Special distribution

If, based on bona fide estimates, BOX determines that its undistributed taxable income for its short taxation year exceeds prior distributions made to the Trust Unitholders in that period, BOX will pay a special distribution to the Trust Unitholders in advance of the Redemption, to ensure that BOX will not be liable for tax under Part I of the Tax Act for this short taxation year.

U.S. tax consequences
Redemption Transaction

A Trust Unitholder who is taxable in the U.S. and who exchanges Trust Units for cash pursuant to the Redemption transaction generally will recognize taxable gain or loss for U.S. federal income tax purposes measured by the difference, if any, between the amount realized and such Trust Unitholder's adjusted tax basis in such Trust Units immediately prior to the exchange, assuming BOX is classified as a partnership for U.S. federal income tax purposes.

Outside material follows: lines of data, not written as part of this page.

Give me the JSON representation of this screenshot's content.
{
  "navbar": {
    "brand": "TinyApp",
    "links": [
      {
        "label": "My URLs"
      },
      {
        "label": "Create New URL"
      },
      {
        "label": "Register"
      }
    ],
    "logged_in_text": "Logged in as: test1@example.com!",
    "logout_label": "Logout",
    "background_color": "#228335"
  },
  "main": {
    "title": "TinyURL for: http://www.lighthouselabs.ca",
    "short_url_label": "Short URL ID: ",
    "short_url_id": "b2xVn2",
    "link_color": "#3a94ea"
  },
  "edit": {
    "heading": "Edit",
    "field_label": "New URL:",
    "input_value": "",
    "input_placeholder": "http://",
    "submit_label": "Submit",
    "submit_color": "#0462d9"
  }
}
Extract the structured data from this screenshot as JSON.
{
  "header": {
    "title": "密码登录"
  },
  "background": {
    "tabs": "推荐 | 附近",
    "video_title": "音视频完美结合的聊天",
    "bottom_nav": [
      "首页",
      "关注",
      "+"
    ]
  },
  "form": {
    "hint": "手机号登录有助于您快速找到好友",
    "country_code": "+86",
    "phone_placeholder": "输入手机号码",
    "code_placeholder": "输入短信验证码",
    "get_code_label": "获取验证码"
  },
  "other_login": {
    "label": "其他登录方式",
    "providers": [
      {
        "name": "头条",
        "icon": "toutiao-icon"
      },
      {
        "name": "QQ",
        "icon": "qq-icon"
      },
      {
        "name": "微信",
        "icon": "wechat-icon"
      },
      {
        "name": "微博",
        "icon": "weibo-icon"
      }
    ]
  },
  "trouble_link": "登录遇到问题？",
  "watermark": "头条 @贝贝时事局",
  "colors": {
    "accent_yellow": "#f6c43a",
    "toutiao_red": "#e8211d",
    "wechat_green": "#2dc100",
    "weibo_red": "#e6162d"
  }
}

The amount realized generally will equal the U.S. dollar value of the Canadian dollars to which such Trust Unitholder becomes entitled pursuant to the Transaction (without reduction for any Canadian tax withheld), increased by the amount of any reduction in such Trust Unitholder's allocable share of BOX's liabilities, as determined for Code purposes.

BOX classification as a partnership

BOX intends to manage its affairs so that it would not need to be registered as an investment company were it a U.S. corporation and so that BOX will satisfy the 90% Income Test for the taxable year that includes the Transaction, so that BOX can qualify as a partnership for Code purposes.